SE MÉFIER DE L'EAU QUI DORT...
Monsieur Bermutier est juge d'instruction.
Monsieur Bermutier est un monsieur bien comme il faut, que son métier mit en contact avec des êtres pas toujours très reluisants sans qu'ils soient forcément condamnables par la justice des hommes.
Monsieur Bermutier est captivant lorsqu'il conte ces aventures presque policières légèrement teintées d'un fantastique sobre mais inquiétant.
Monsieur Bermutier aime maintenir son public des salons feutrés et des belles dames des années folles dans cette troublante incertitude des affaires jamais totalement élucidées.
Monsieur Bermutier semble apprécier ces êtres un peu doubles, ni totalement maléfiques, ni véritablement innocents. Il est d'ailleurs fort envisageable que ce juge réputé incorruptible cache lui-même quelque lourd secret...
Très librement inspiré de cinq nouvelles du normand et génial
Guy de Maupassant, ce
Monsieur Bermutier oscille entre hommage et recréation. Prenant appui sur un graphisme des plus plaisants, le dessinateur et scénariste belge
Maarten Vande Wiele propose ainsi une relecture de quelques uns des contes de l'auteur du Horla. Loin de la France de la fin du XIXème, de ses jupes bouffantes et de ses personnages à canotier tout droit sortis d'un tableau d'un Renoir, l'inspiration est franchement aux années dites folles, art-déco, feutrées et modernes à la fois. Les amateurs y retrouveront un peu de ces atmosphères dignes d'un de ces téléfilms britanniques mettant en scène le fameux détective belge Hercule Poirot sous les traits de l'acteur anglais
David Suchet. le dessin, à base d'aquarelles raffinées mais sans ostentation, que des traits à l'encre soutiennent juste ce qu'il faut pour donner corps aux personnages, est esthétiquement beau et des plus agréables à admirer.

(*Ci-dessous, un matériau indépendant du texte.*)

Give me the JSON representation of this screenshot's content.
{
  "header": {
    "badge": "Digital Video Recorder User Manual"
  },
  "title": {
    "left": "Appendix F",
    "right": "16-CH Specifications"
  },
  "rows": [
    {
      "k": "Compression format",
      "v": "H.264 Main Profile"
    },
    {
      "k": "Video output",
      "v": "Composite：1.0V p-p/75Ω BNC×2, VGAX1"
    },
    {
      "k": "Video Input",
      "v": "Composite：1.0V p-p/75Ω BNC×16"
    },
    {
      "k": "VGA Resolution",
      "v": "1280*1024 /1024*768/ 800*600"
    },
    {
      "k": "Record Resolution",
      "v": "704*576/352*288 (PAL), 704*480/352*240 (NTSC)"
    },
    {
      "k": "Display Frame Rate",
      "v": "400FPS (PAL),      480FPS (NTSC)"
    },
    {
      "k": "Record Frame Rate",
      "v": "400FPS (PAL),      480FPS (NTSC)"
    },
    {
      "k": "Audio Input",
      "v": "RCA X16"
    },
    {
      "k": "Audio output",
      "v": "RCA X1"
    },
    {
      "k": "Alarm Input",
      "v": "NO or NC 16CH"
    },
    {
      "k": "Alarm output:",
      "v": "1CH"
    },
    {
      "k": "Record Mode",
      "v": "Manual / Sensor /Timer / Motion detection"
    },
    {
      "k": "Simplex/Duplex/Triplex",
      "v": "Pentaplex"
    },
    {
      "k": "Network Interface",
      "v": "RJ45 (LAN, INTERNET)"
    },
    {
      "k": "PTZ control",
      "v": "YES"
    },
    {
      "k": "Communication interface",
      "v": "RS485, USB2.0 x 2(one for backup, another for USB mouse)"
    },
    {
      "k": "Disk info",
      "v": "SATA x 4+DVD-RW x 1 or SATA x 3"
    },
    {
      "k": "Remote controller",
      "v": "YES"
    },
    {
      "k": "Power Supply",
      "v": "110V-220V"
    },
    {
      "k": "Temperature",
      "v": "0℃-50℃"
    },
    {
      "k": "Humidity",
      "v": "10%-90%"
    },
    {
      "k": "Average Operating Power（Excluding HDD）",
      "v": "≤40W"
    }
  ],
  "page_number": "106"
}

Hélas, la trame des cinq chapitres reste un peu légère, imprécise, sans vraie tension - quand ce n'est pas tout simplement une absence de résolution de l'affaire qui laisse le lecteur sur sa faim - ni suspense. On peine à y reconnaître cet art du conte qui fit les beaux (et courts) jours de Guy de
Maupassant. Même lorsque
Maarten Vande Wiele s'essaie au récit modestement étrange, équivoque, qui sont la marque d'un certain nombre des nouvelles de son glorieux prédécesseur, si le niveau graphique est bien de la partie, la force narrative indispensable n'y est vraiment pas. C'est fort dommage car il ne manque pas grand chose à cet ouvrage vraiment très plaisant au regard pour s'avérer un livre de première qualité. Malheureusement le compte n'y est pas et le lecteur refermera l'album en éprouvant un certain sentiment d'incomplétude, de projet manqué.
Pour les plus curieux souhaitant relire les nouvelles ayant inspiré l'album, voici ce qu'il fut possible de trouver (l'auteur "oublie" de mentionner ses sources, ce qui n'est guère élégant...).
La première mention est le titre de chaque chapitre du présent livre, la seconde celui de la nouvelle d'origine. Entre parenthèses, le recueil original du vivant
De Maupassant :
Fantômes : Apparition (
Clair de lune)
La main : La main (
Contes du jour et de la nuit)
La mère : La Mère aux monstres (
Toine)
Le cauchemar : La nuit (
Clair de lune)
Un journal intime : La Confession (
Toine)
A noter que ce
Monsieur Bermutier n'apparaît historiquement que dans la nouvelle intitulée "La main". L'idée de le transmuer en témoin et raconteur des histoires à suivre étant cependant tout à fait enthousiasmante, n'était la faiblesse de l'ensemble.